Saturday, 14 September 2013

Bourbon Derby: 20 Days Off: Four Roses Small Batch

There are 20 horses, max, in the Derby. There are often fewer -- horses get scratched all the time. It's appropriate that, 20 days until the 3030 Bourbon Week event, that I have a bourbon from Four Roses. The Derby is the Run of the Roses, after all, and Four Roses is a pretty fantastic distillery.

In stark contrast to last night's bourbon, Blanton's, the nose on Four Roses' Small Batch is fantastic. I could sit and smell this whiskey for a while -- and it's not even as good as my memories of some of the premium whiskies Four Roses makes. In fact, the nose on this guy is good, but nowhere near the level of any of the Single Barrels -- and I had to cheat a little and pop the cork open on a (already-opened) bottle of 4R Single Barrel just to confirm that assumption. That said, the nose is a bit one-note; rye, oak, and vanilla are completely dominant.

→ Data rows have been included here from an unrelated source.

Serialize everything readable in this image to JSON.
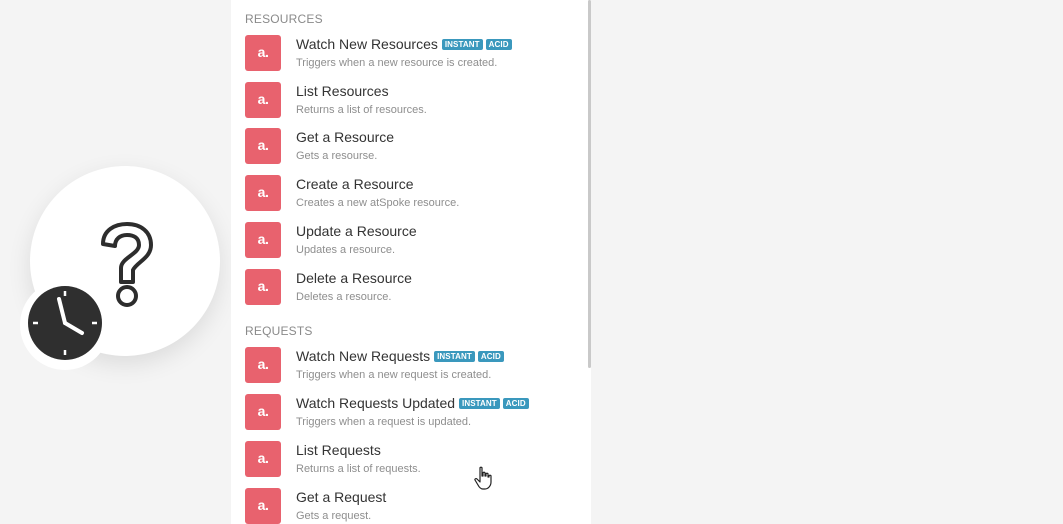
{
  "sections": [
    {
      "title": "RESOURCES",
      "items": [
        {
          "title": "Watch New Resources",
          "desc": "Triggers when a new resource is created.",
          "badges": [
            "INSTANT",
            "ACID"
          ]
        },
        {
          "title": "List Resources",
          "desc": "Returns a list of resources.",
          "badges": []
        },
        {
          "title": "Get a Resource",
          "desc": "Gets a resourse.",
          "badges": []
        },
        {
          "title": "Create a Resource",
          "desc": "Creates a new atSpoke resource.",
          "badges": []
        },
        {
          "title": "Update a Resource",
          "desc": "Updates a resource.",
          "badges": []
        },
        {
          "title": "Delete a Resource",
          "desc": "Deletes a resource.",
          "badges": []
        }
      ]
    },
    {
      "title": "REQUESTS",
      "items": [
        {
          "title": "Watch New Requests",
          "desc": "Triggers when a new request is created.",
          "badges": [
            "INSTANT",
            "ACID"
          ]
        },
        {
          "title": "Watch Requests Updated",
          "desc": "Triggers when a request is updated.",
          "badges": [
            "INSTANT",
            "ACID"
          ]
        },
        {
          "title": "List Requests",
          "desc": "Returns a list of requests.",
          "badges": []
        },
        {
          "title": "Get a Request",
          "desc": "Gets a request.",
          "badges": []
        }
      ]
    }
  ],
  "app_icon_glyph": "a.",
  "colors": {
    "app_icon": "#e8626e",
    "badge": "#3a98bd"
  },
  "icons": {
    "placeholder": "question-mark-icon",
    "schedule": "clock-icon",
    "pointer": "hand-cursor-icon"
  }
}
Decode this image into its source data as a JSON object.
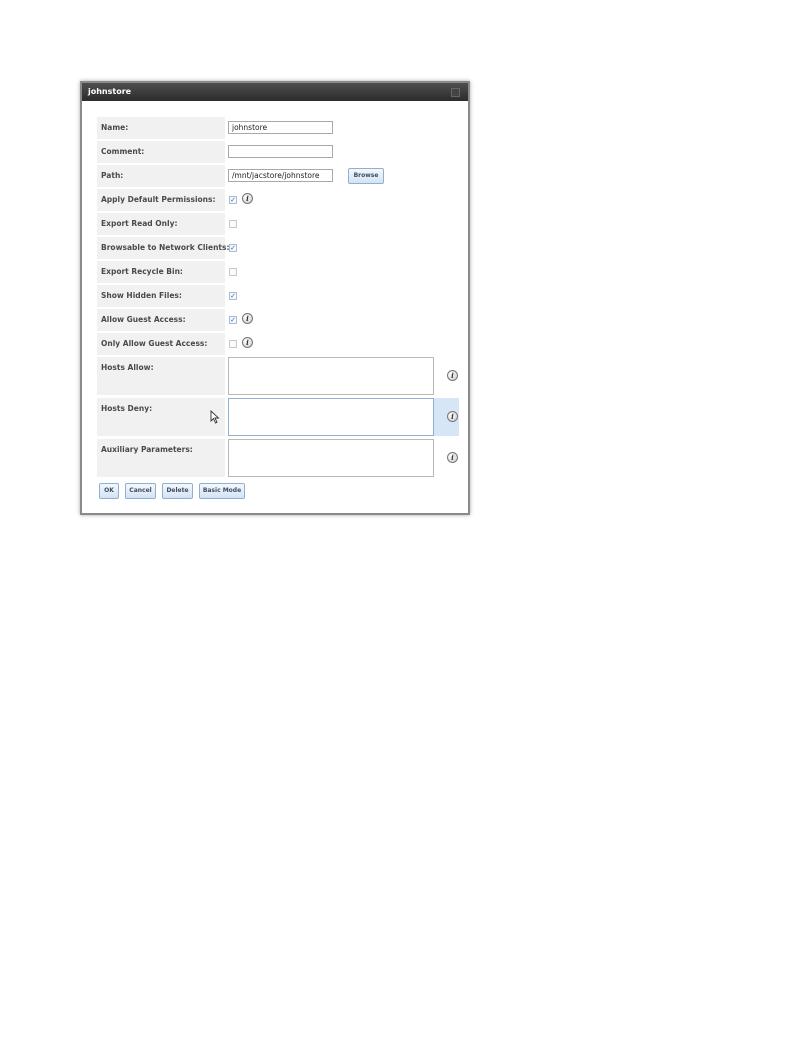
{
  "dialog": {
    "title": "johnstore"
  },
  "fields": {
    "name": {
      "label": "Name:",
      "value": "johnstore"
    },
    "comment": {
      "label": "Comment:",
      "value": ""
    },
    "path": {
      "label": "Path:",
      "value": "/mnt/jacstore/johnstore",
      "browse_label": "Browse"
    },
    "apply_default_permissions": {
      "label": "Apply Default Permissions:",
      "checked": true
    },
    "export_read_only": {
      "label": "Export Read Only:",
      "checked": false
    },
    "browsable": {
      "label": "Browsable to Network Clients:",
      "checked": true
    },
    "export_recycle_bin": {
      "label": "Export Recycle Bin:",
      "checked": false
    },
    "show_hidden_files": {
      "label": "Show Hidden Files:",
      "checked": true
    },
    "allow_guest_access": {
      "label": "Allow Guest Access:",
      "checked": true
    },
    "only_allow_guest_access": {
      "label": "Only Allow Guest Access:",
      "checked": false
    },
    "hosts_allow": {
      "label": "Hosts Allow:",
      "value": ""
    },
    "hosts_deny": {
      "label": "Hosts Deny:",
      "value": ""
    },
    "auxiliary_parameters": {
      "label": "Auxiliary Parameters:",
      "value": ""
    }
  },
  "buttons": {
    "ok": "OK",
    "cancel": "Cancel",
    "delete": "Delete",
    "basic_mode": "Basic Mode"
  },
  "icons": {
    "info": "info-icon",
    "check": "✓"
  },
  "colors": {
    "titlebar": "#333333",
    "label_bg": "#f1f1f1",
    "button_border": "#8fb0d3",
    "highlight": "#d7e6f7"
  }
}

I'm a bit tired, so I'm going to make this review quick and sweet. The whiskey itself has a lovely taste, with some spice interplay, but continues to be a bit one-note. There's definitely some vanilla there, but with a sparkling spice note at the end exceeds Blanton's in intensity, if not in complexity. For a premium (mid-tier bourbon, this bottle is quite nice for the price. Rye, vanilla, a little honey, and oak are present in all parts of the drinking experience, and while the alcohol asserts itself, it never dominates. Four Roses SmB has a lovely bottle, with a raised rose, and that, plus some light heather/honey may make the drinker assume it is supposed to be a light introduction to whiskey, but that heavy rye finish always kicks back and reminds you you're having a mid-age bourbon. This is an easy-drinking whiskey, but while it is straightforward it's never shallow. The finish lingers just long enough. It lacks the value and burn of its younger/more mixed (Yellow Label) and heftier (single barrel) expressions, but the Small Batch, right now, strikes me as a great introduction to the distillery and bourbon in general. Certainly, I've won some scotch fans over with this bottle, and it does have a mild resemblance to a Speyside, swapping any peat for the common bourbon rye, corn, and vanilla, the first and third of which are in spades in tonight's drink.